2. A method of simulation testing a fault current ablated channel according to claim 1, wherein: in the step (2-4), firstly, the capacitors of all stages are discharged, and then, after the grounding rod is hung on the copper ball to be regulated, the regulation of the ball gap distance of each time is carried out.

3. A method of simulation testing a fault current ablated channel according to claim 1, wherein: and (2-7) cutting off a power supply every time wave adjustment or test article replacement and ball gap distance adjustment are carried out, fully discharging the main capacitor, discharging through a discharging resistor and then directly discharging, and hanging a grounding rod on the main capacitor to ensure personal safety.

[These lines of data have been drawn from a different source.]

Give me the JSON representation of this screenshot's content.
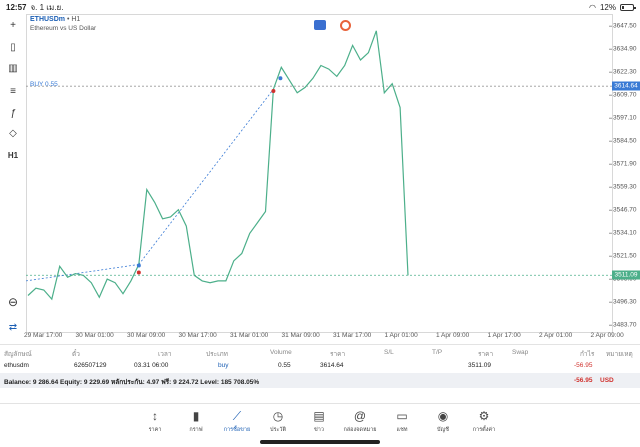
{
  "status_bar": {
    "time": "12:57",
    "date": "จ. 1 เม.ย.",
    "battery": "12%"
  },
  "toolbar": {
    "items": [
      {
        "name": "crosshair-icon",
        "glyph": "+"
      },
      {
        "name": "candlestick-icon",
        "glyph": "▯"
      },
      {
        "name": "chart-type-icon",
        "glyph": "▥"
      },
      {
        "name": "indicators-icon",
        "glyph": "≡"
      },
      {
        "name": "function-icon",
        "glyph": "ƒ"
      },
      {
        "name": "objects-icon",
        "glyph": "◇"
      },
      {
        "name": "timeframe-button",
        "glyph": "H1"
      }
    ],
    "bottom_items": [
      {
        "name": "zoom-icon",
        "glyph": "⊖"
      },
      {
        "name": "one-click-trading-icon",
        "glyph": "⇄"
      }
    ]
  },
  "chart": {
    "symbol": "ETHUSDm",
    "timeframe": "• H1",
    "description": "Ethereum vs US Dollar",
    "buy_label": "BUY 0.55",
    "current_price": "3614.64",
    "bid_price": "3511.09",
    "price_axis": [
      "3647.50",
      "3634.90",
      "3622.30",
      "3609.70",
      "3597.10",
      "3584.50",
      "3571.90",
      "3559.30",
      "3546.70",
      "3534.10",
      "3521.50",
      "3508.90",
      "3496.30",
      "3483.70"
    ],
    "time_axis": [
      "29 Mar 17:00",
      "30 Mar 01:00",
      "30 Mar 09:00",
      "30 Mar 17:00",
      "31 Mar 01:00",
      "31 Mar 09:00",
      "31 Mar 17:00",
      "1 Apr 01:00",
      "1 Apr 09:00",
      "1 Apr 17:00",
      "2 Apr 01:00",
      "2 Apr 09:00"
    ],
    "colors": {
      "line": "#4caf8a",
      "buy": "#3a7bd5",
      "sell": "#d0312d"
    }
  },
  "chart_data": {
    "type": "line",
    "series": [
      {
        "values": [
          3500,
          3504,
          3503,
          3498,
          3516,
          3510,
          3512,
          3511,
          3507,
          3499,
          3509,
          3507,
          3501,
          3508,
          3517,
          3558,
          3551,
          3542,
          3543,
          3547,
          3538,
          3511,
          3508,
          3507,
          3508,
          3508,
          3519,
          3523,
          3534,
          3540,
          3546,
          3613,
          3625,
          3618,
          3611,
          3614,
          3619,
          3626,
          3624,
          3620,
          3626,
          3637,
          3629,
          3633,
          3645,
          3611,
          3616,
          3603,
          3511
        ]
      }
    ],
    "ylim": [
      3480,
      3652
    ]
  },
  "table": {
    "headers": [
      "สัญลักษณ์",
      "ตั๋ว",
      "เวลา",
      "ประเภท",
      "Volume",
      "ราคา",
      "S/L",
      "T/P",
      "ราคา",
      "Swap",
      "กำไร",
      "หมายเหตุ"
    ],
    "row": {
      "symbol": "ethusdm",
      "ticket": "626507129",
      "time": "03.31 06:00",
      "type": "buy",
      "volume": "0.55",
      "open_price": "3614.64",
      "current_price": "3511.09",
      "profit": "-56.95"
    },
    "balance_text": "Balance: 9 286.64 Equity: 9 229.69 หลักประกัน: 4.97 ฟรี: 9 224.72 Level: 185 708.05%",
    "total_profit": "-56.95",
    "currency": "USD"
  },
  "nav": {
    "items": [
      {
        "name": "nav-quotes",
        "icon": "↕",
        "label": "ราคา"
      },
      {
        "name": "nav-chart",
        "icon": "▮",
        "label": "กราฟ"
      },
      {
        "name": "nav-trade",
        "icon": "⟋",
        "label": "การซื้อขาย"
      },
      {
        "name": "nav-history",
        "icon": "◷",
        "label": "ประวัติ"
      },
      {
        "name": "nav-news",
        "icon": "▤",
        "label": "ข่าว"
      },
      {
        "name": "nav-mailbox",
        "icon": "@",
        "label": "กล่องจดหมาย"
      },
      {
        "name": "nav-chat",
        "icon": "▭",
        "label": "แชท"
      },
      {
        "name": "nav-accounts",
        "icon": "◉",
        "label": "บัญชี"
      },
      {
        "name": "nav-settings",
        "icon": "⚙",
        "label": "การตั้งค่า"
      }
    ]
  }
}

4. A method of simulation testing a fault current ablated channel according to claim 1, wherein: the fault current in the step (2-8) is respectively selected as 100KA,80KA,60KA,40KA,20KA,10KA,5KA and 1KA according to the working condition and the calculation result of the numerical simulation technology; the pipeline test sample (5) is 20 cm-20 cm actual pipeline steel material, and is attached with a 3PE anticorrosive layer (6), wherein 3mm defects are manufactured on the anticorrosive layer (6); the interference duration is: 5 μs, 10 μs, 20 μs, 30 μs, 50 μs, 60 μs, 80 μs, 100 μs, 150 μs, 200 μs.

5. A method of simulation testing a fault current ablated channel according to any one of claims 1 to 4, wherein: according to the simulation test method, according to the ablation condition, the interference voltage and time parameters are adjusted, the test parameters are encrypted near the ablation critical value, and other parameters deviating from the critical value farther are cut.